Sa stratégie de communication ? Très simple : Air Algérie est victime d’un complot de la concurrence qui utilise une « certaine presse » pour discréditer la compagnie nationale, dont les résultats opérationnels ne cessent de s’améliorer grâce au management de M. Boultif.

C’est peu crédible dans un contexte où les problèmes persistent depuis plusieurs semaines, mais le P-DG d’Air Algérie semble y tenir. Sauf que Mohamed Salah Boultif oublie qu’une communication de crise ne peut pas s’appuyer uniquement sur des éléments de langage, même bien préparés avec des experts en communication. Pour convaincre, le P-DG d’Air Algérie doit avancer des preuves concrètes qui vont appuyer ses affirmations.

D’abord concernant la qualité de son management. « Je ne vois pas comment peut-on mesurer une défaillance en management. Concernant le volet opérationnel, nous n’avons jamais dit que tout était parfait, il y a des problèmes de ponctualité et d’accueil.

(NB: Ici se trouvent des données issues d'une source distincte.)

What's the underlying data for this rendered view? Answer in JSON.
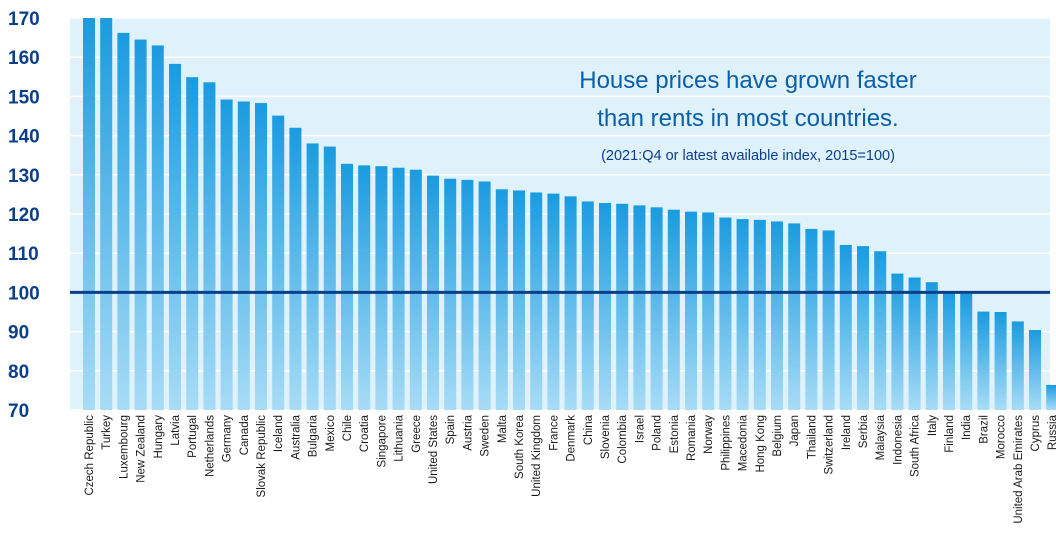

Mais nous avons consenti beaucoup d’efforts », se défend-il.

Pourquoi, dans ce contexte, M. Boultif ne rend-il pas publics les résultats financiers et opérationnels d’Air Algérie pour que les Algériens puissent apprécier ses « bonnes performances » ? Pourquoi cache-t-il les rapports des commissaires aux comptes qui pointent régulièrement des anomalies, comme par exemple, l’incapacité d’Air Algérie à recenser ses actifs à l’étranger ?

Ensuite, concernant les retards. Mohamed Salah Boultif les minimise quand il ne les réfute pas. Or, un simple tour sur le site Internet des Aéroports de Paris suffit au lecteur pour constater l’ampleur des retards d’Air Algérie. Inutile de parler des vols domestiques sur lesquels la compagnie nationale exerce un monopole total : parfois, les vols sont tout simplement annulés sans aucun préavis. « Statistiquement, on est passé en terme de ponctualité de 50 à 60%. En terme d’accueil des passagers, les choses sont en train de s’améliorer », affirme-t-il.

Comment peut-il quantifier l’amélioration de l’accueil des passagers ? À-t-il des données précises, fournies par un audit interne ou externe concernant cette « amélioration » ?

Enfin, Mohamed Salah Boultif a confirmé le lancement d’un audit interne par le ministère des Transports, confirmant les déclarations du ministre, Amar Ghoul. « Un audit est en cours. Il est le bienvenu car il vise à améliorer le travail au sein de la compagnie », estime-t-il. Mais ni le ministre ni le P-DG n’expliquent en quoi consiste cet « audit ».

Un audit est un terme vague qui peut concerner aussi bien la gestion de l’entreprise, les causes des derniers incidents, les raisons du crash, etc. Et, enfin, un audit n’a de sens que s’il est confié en toute transparence à un cabinet sérieux et reconnu, dont les recommandations seront, au moins en partie, appliquées pour redresser la compagnie.

Mais les enjeux sont ailleurs, loin des intérêts d’Air Algérie. Amar Ghoul a lancé cet audit avec l’espoir d’appuyer auprès du président Bouteflika sa demande, qui date de son arrivée au ministère des Transports, visant à limoger Mohamed Salah Boultif. Et ce dernier pense pouvoir gagner du temps grâce à cet audit, avec l’espoir de voir les problèmes de la compagnie en partie résolus.